In campagna elettorale se ne sentono tante. Così dalla bocca di Giorgia Meloni, data per favorita alle elezioni del 25 settembre, escono frasi aggressive come “sono un soldato” e “questo Paese va rivoltato come un calzino” e dichiarazioni distensive come “sono in modalità monaco tibetano”. Oppure dichiarazioni sprezzanti: “Sogno una nazione nella quale per essere un buon docente non devi avere la tessera della Cgil”. Immediata la replica del presidente dell’Anpi Gianfranco Pagliarulo: “Ricordo all’on. Meloni che l’unico periodo storico in cui era necessario avere una tessera per fare carriera fu il ventennio”.

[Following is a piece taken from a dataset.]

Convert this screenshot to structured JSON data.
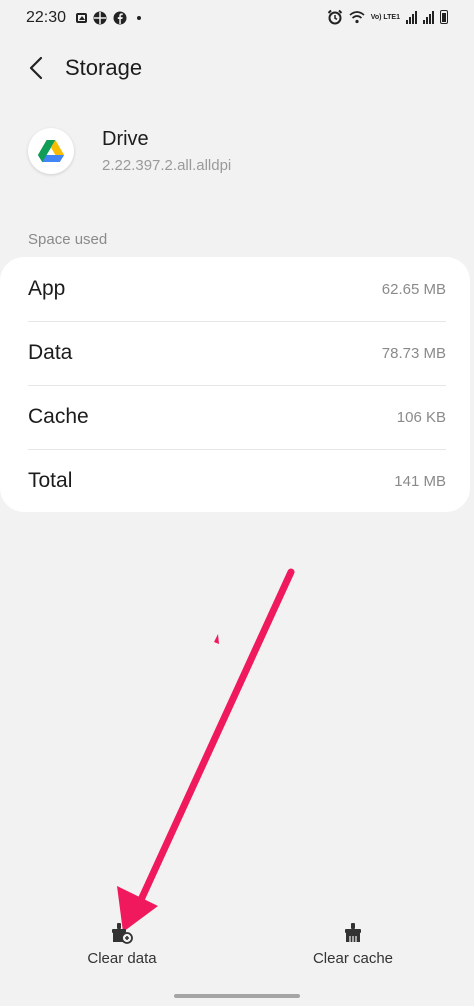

“Nel 1931 – ricorda Pagliarulo – il fascismo impose ai professori universitari di prestare questo giuramento: “Giuro di essere fedele al Re, ai suoi Reali successori e al Regime Fascista, di osservare lealmente lo Statuto e le altre leggi dello Stato, di esercitare l’ufficio di insegnante e adempiere tutti i doveri accademici col proposito di formare cittadini operosi, probi e devoti alla Patria ed al Regime Fascista. Giuro che non appartengo né apparterrò ad associazioni o partiti, la cui attività non si concilii coi doveri del mio ufficio”. Ne fecero le spese dodici insegnanti che ebbero il coraggio di rifiutare il diktat e persero il lavoro.
Dodici docenti “ribelli” sui 1.225 titolari di cattedra, appena l’uno per cento. Tra loro Ernesto Bonaiuti (1881-1946), sacerdote e intellettuale antifascista, professore alla Sapienza di Roma e storico del cristianesimo che fu poi scomunicato da Pio XI per le idee moderniste (fondate sull’esigenza di ritornare allo spirito del cristianesimo primitivo e di sviluppare in libertà la ricerca scientifica e storica sulle fonti sacre). Un principio che si andava affermando nel mondo protestante e spaventava il Vaticano. Una “accusa” che qualcuno muove oggi anche a papa Francesco. La Storia è spesso maestra di vita ed è il caso di rifletterci.
A chi si domanda che aria tiri nel mondo cattolico in vista delle urne e quale sia l’atteggiamento da tenere di fronte all’articolo 48 della Costituzione che chiama i cittadini a votare, la risposta delle istituzioni ecclesiastiche è univoca. Il pontefice raccomanda di non “stare a guardare dal balcone”, il segretario di Stato Pietro Parolin invita “a tornare a esprimere la propria posizione all’interno del dibattito politico” e il presidente dei vescovi Matteo Zuppi ribadisce che “l’impegno civico è parte integrante del vissuto cristiano, il voto è un diritto e un dovere di tutti i cittadini e la Chiesa è per la libertà di coscienza, non certo per la libertà dell’indifferenza”.
Il voto cattolico rappresenta milioni di consensi che le forze politiche cercano di accaparrarsi promettendo di salvaguardare l’identità cristiana. Tentativi di avvicinamento, mani tese, atti di contrizione, sfoggio di simboli religiosi: in passato si è visto di tutto. È certo che chi vuole assicurarsi il “sì” dei cattolici deve rapportarsi a una realtà complessa, alla Chiesa di Francesco che mette in discussione sé stessa ed è in continuo movimento. Alla ricerca in fondo della parola del Vangelo, una parola scomoda che talvolta disorienta gli stessi fedeli. Se è vero che l’astensione è il primo partito dei cattolici, allora votare può avere effetti decisivi.